Поутру у моря было так мрачно и противно, мокрое месиво из дождя и снега так отвратительно хлестало в лицо, а ветер был так свиреп и страшен, что ни о какой поездке в горы не приходилось и думать.
Но спутник мой верил в горы.
— Клянусь глазами, — сказал он, — там будет такая температура, что удивление!
И в полдень мы выехали. Шоссе было пустынно и дико. Ветер гнал воду из лужи в лужу, и по мокрым косогорам неслись охапки сена, должно быть за ночь разметанного из стогов.
Горы долго не начинались.
Невысокие холмы ленивой грядой окружали дорогу, невдалеке за ними начиналось небо.
Казалось, стоит лишь сойти с машины, пройти шагов двести за первый холм — и упрешься в свисающий к земле край серого мокрого ватного одеяла, которое и есть небо.
— Где же ваши хваленые горы? — не раз спрашивал я у своего спутника. — Где эти ущелья, горные реки, перевал?

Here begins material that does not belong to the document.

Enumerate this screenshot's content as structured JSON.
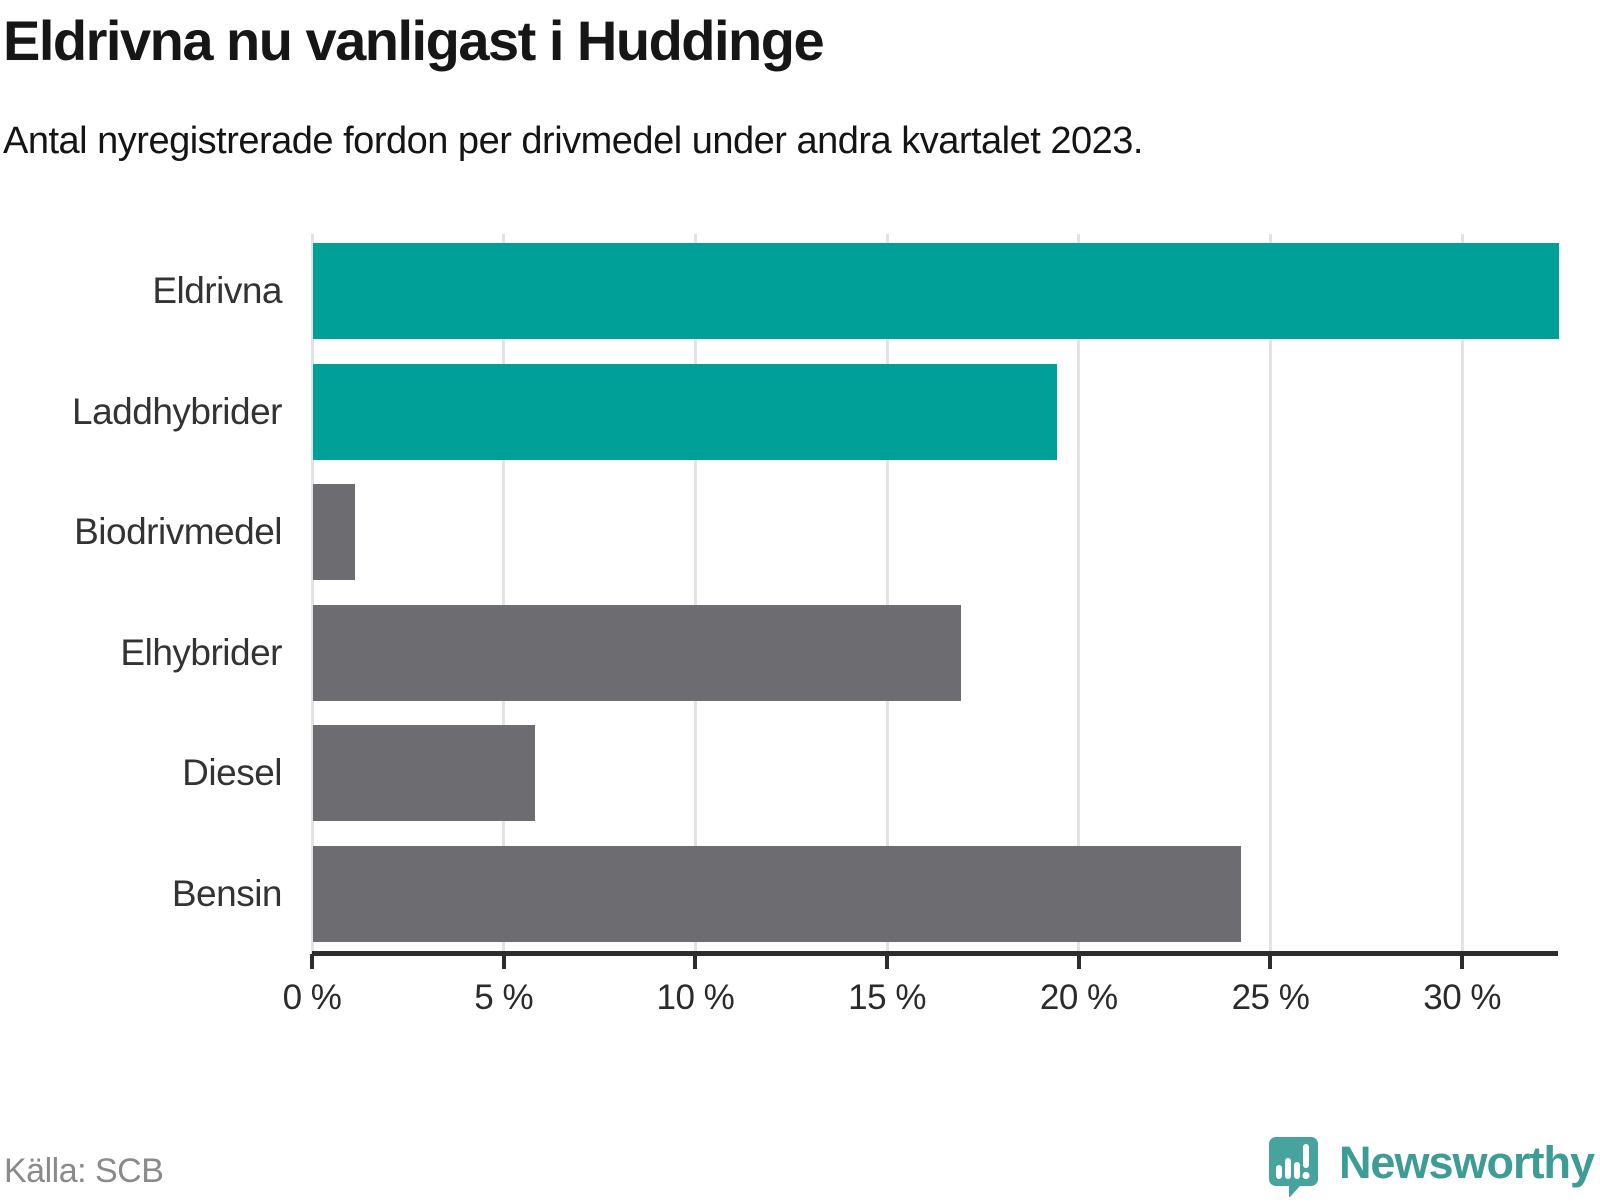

Где это «оттоль сорвался раз обвал и с тяжким грохотом упал»?
Слов нет, погода расстраивала и моего спутника.
— Наверно, у них выходной, — шутя бурчал он сквозь зубы, к великому удовольствию шофера, который бросил руль и стал двумя руками смешно чесать свою вихрастую голову.

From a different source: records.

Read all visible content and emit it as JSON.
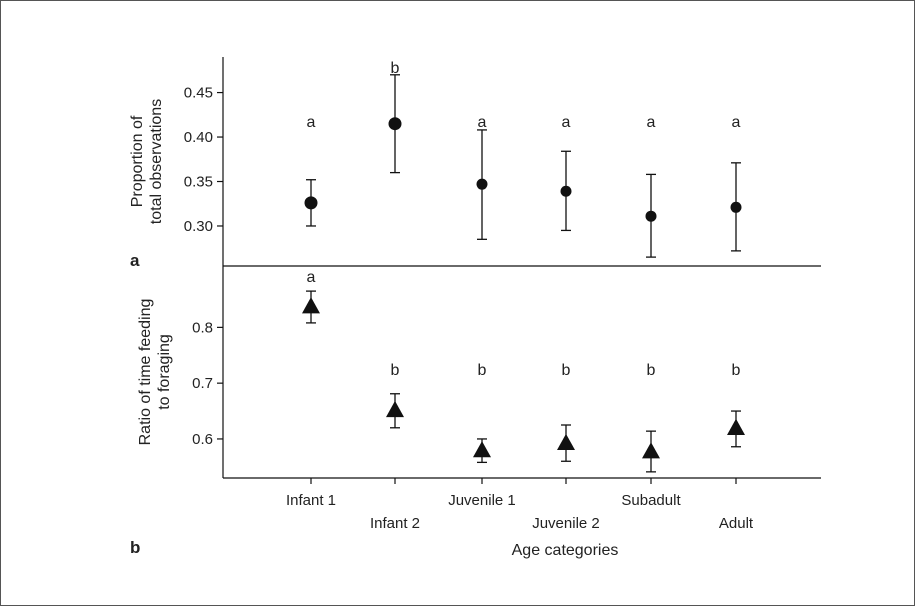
{
  "chart_data": [
    {
      "panel_label": "a",
      "type": "scatter",
      "marker": "circle",
      "ylabel": [
        "Proportion of",
        "total observations"
      ],
      "yticks": [
        "0.30",
        "0.35",
        "0.40",
        "0.45"
      ],
      "ylim": [
        0.255,
        0.49
      ],
      "categories": [
        "Infant 1",
        "Infant 2",
        "Juvenile 1",
        "Juvenile 2",
        "Subadult",
        "Adult"
      ],
      "values": [
        0.326,
        0.415,
        0.347,
        0.339,
        0.311,
        0.321
      ],
      "upper": [
        0.352,
        0.47,
        0.408,
        0.384,
        0.358,
        0.371
      ],
      "lower": [
        0.3,
        0.36,
        0.285,
        0.295,
        0.265,
        0.272
      ],
      "letters": [
        "a",
        "b",
        "a",
        "a",
        "a",
        "a"
      ]
    },
    {
      "panel_label": "b",
      "type": "scatter",
      "marker": "triangle",
      "ylabel": [
        "Ratio of time feeding",
        "to foraging"
      ],
      "yticks": [
        "0.6",
        "0.7",
        "0.8"
      ],
      "ylim": [
        0.53,
        0.91
      ],
      "categories": [
        "Infant 1",
        "Infant 2",
        "Juvenile 1",
        "Juvenile 2",
        "Subadult",
        "Adult"
      ],
      "values": [
        0.838,
        0.652,
        0.58,
        0.593,
        0.578,
        0.62
      ],
      "upper": [
        0.865,
        0.681,
        0.6,
        0.625,
        0.614,
        0.65
      ],
      "lower": [
        0.808,
        0.62,
        0.558,
        0.56,
        0.541,
        0.586
      ],
      "letters": [
        "a",
        "b",
        "b",
        "b",
        "b",
        "b"
      ]
    }
  ],
  "xlabel": "Age categories"
}
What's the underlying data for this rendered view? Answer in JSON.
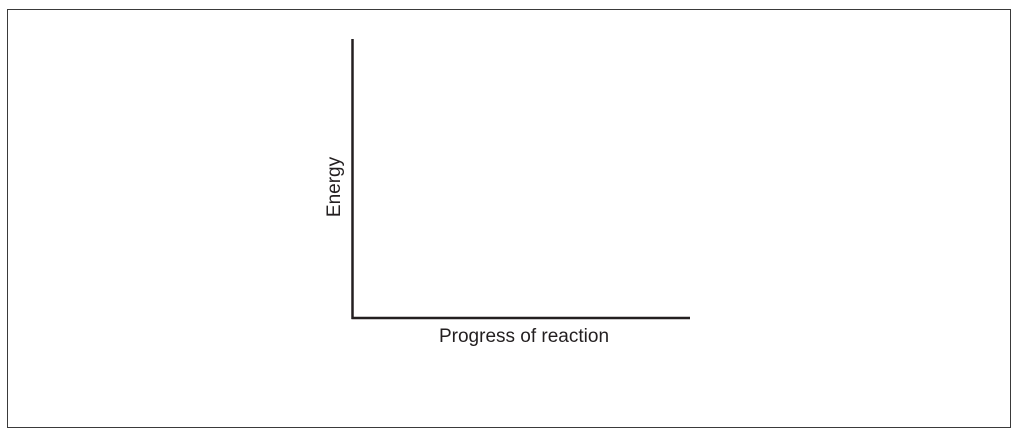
{
  "axes": {
    "y_label": "Energy",
    "x_label": "Progress of reaction"
  }
}
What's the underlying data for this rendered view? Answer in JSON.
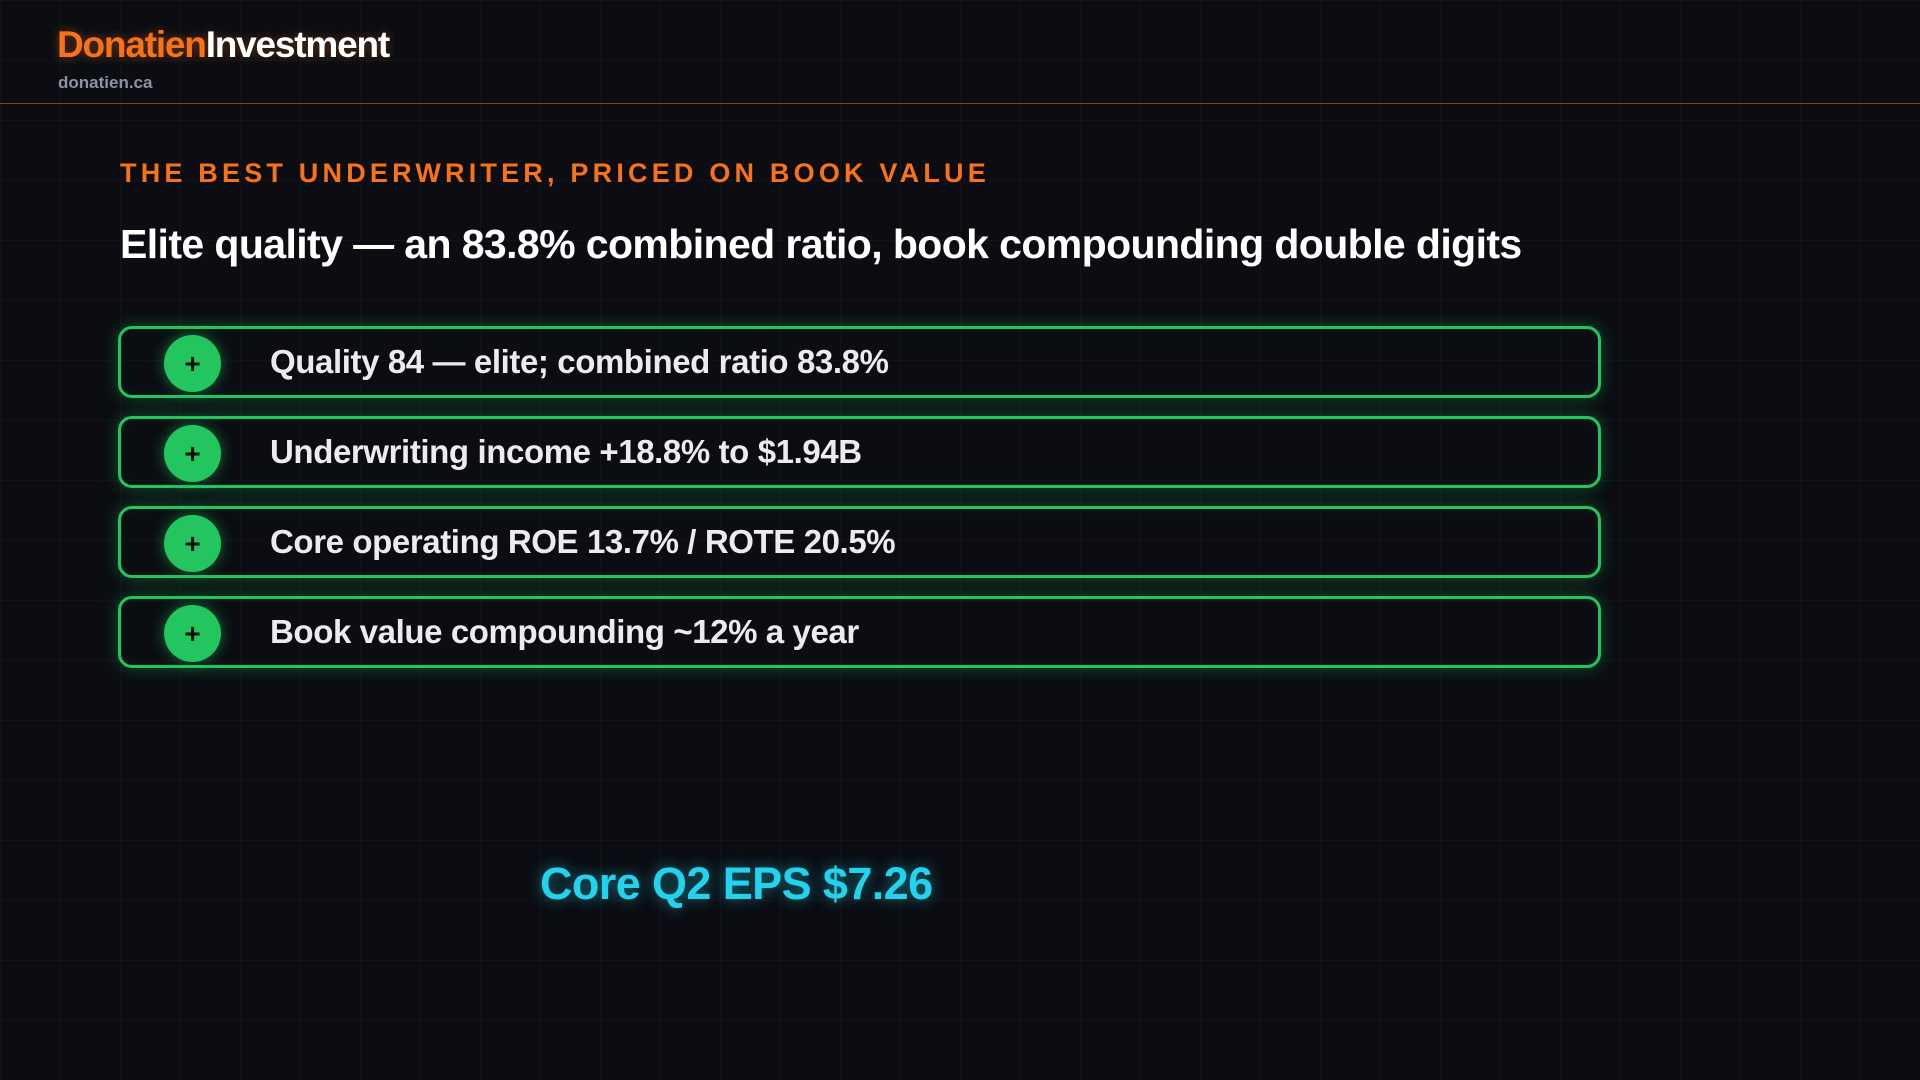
{
  "header": {
    "brand_primary": "Donatien",
    "brand_secondary": "Investment",
    "domain": "donatien.ca"
  },
  "slide": {
    "eyebrow": "THE BEST UNDERWRITER, PRICED ON BOOK VALUE",
    "headline": "Elite quality — an 83.8% combined ratio, book compounding double digits",
    "points": [
      {
        "icon": "+",
        "text": "Quality 84 — elite; combined ratio 83.8%"
      },
      {
        "icon": "+",
        "text": "Underwriting income +18.8% to $1.94B"
      },
      {
        "icon": "+",
        "text": "Core operating ROE 13.7% / ROTE 20.5%"
      },
      {
        "icon": "+",
        "text": "Book value compounding ~12% a year"
      }
    ],
    "footer_stat": "Core Q2 EPS $7.26"
  },
  "colors": {
    "background": "#0b0d12",
    "accent_orange": "#f97316",
    "positive_green": "#22c55e",
    "highlight_cyan": "#22d3ee"
  }
}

Шутка их увлекла. Заливаясь смехом, они намерены были развить ее дальше.
— Горы, наверно, на Кизил-Яр пошли. Маленький митинг там сделают.

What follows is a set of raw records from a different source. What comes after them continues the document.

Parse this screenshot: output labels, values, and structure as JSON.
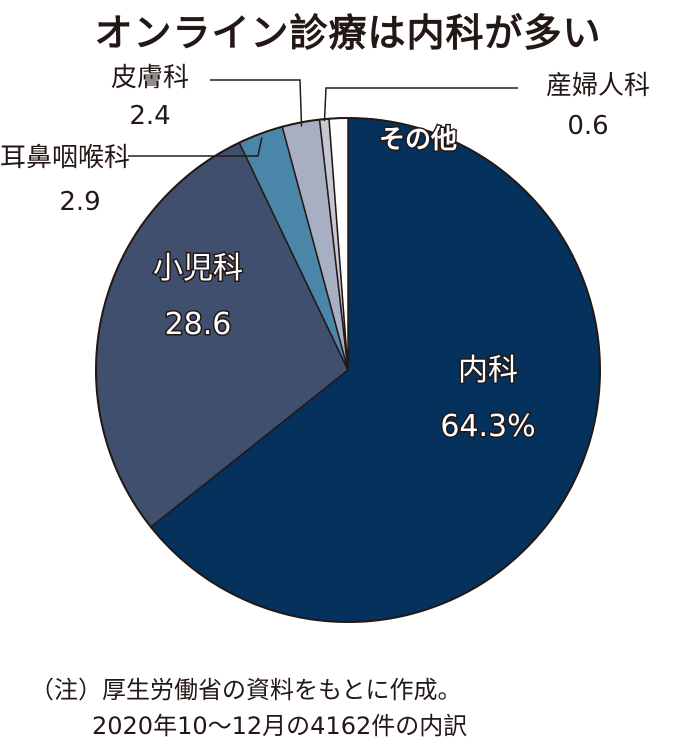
{
  "chart_data": {
    "type": "pie",
    "title": "オンライン診療は内科が多い",
    "slices": [
      {
        "label": "内科",
        "value": 64.3,
        "value_text": "64.3%",
        "color": "#05315d",
        "label_pos": "inside"
      },
      {
        "label": "小児科",
        "value": 28.6,
        "value_text": "28.6",
        "color": "#3f4f6d",
        "label_pos": "inside"
      },
      {
        "label": "耳鼻咽喉科",
        "value": 2.9,
        "value_text": "2.9",
        "color": "#4a86a8",
        "label_pos": "outside"
      },
      {
        "label": "皮膚科",
        "value": 2.4,
        "value_text": "2.4",
        "color": "#a9afc2",
        "label_pos": "outside"
      },
      {
        "label": "産婦人科",
        "value": 0.6,
        "value_text": "0.6",
        "color": "#c4c8d3",
        "label_pos": "outside"
      },
      {
        "label": "その他",
        "value": 1.2,
        "value_text": "",
        "color": "#ffffff",
        "label_pos": "outside"
      }
    ],
    "unit": "%"
  },
  "notes": {
    "line1": "（注）厚生労働省の資料をもとに作成。",
    "line2": "2020年10～12月の4162件の内訳"
  }
}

По часам еще длился день, а стало совсем темно, — темно по-ночному, и шофер беспокойно прибавил скорость.
Густая и прочная темнота заволокла дорогу. Свет автомобильных фар с трудом прокладывал в ней узкую щель, упирающуюся в тупик тьмы.
Кругом все спало. Ни огонька, ни шороха живого движения, ни запаха жилищ. Аулы как провалились сквозь землю.
При включенном свете ехать стало еще труднее. Машина скользила в канавы. Брызги дождя и мутной хляби из луж густо залепили смотровое стекло, и «механический дворник» только растирал грязь по всему стеклу.
В промокшей с утра одежде было холодно и не дремалось. Ветер залезал под белье и грелся у самого тела. И все-таки, говоря откровенно, прекрасно было ехать по дикой, безлюдной, опасной из-за ветра и дождя дороге, навстречу невидимым горам.
— Как я говорил, так и есть. Вот они! — сказал вдруг мой спутник, и, полусонный, хмурясь от ветра, я опустил боковое стекло.
По седловине высокого перевала машина осторожно спускалась к широкому озеру света, образованному горами в похожей на черпак долине.
Крыша ночи была приоткрыта, и меж нею и землей ослепительно горела темно-золотая полоса заката.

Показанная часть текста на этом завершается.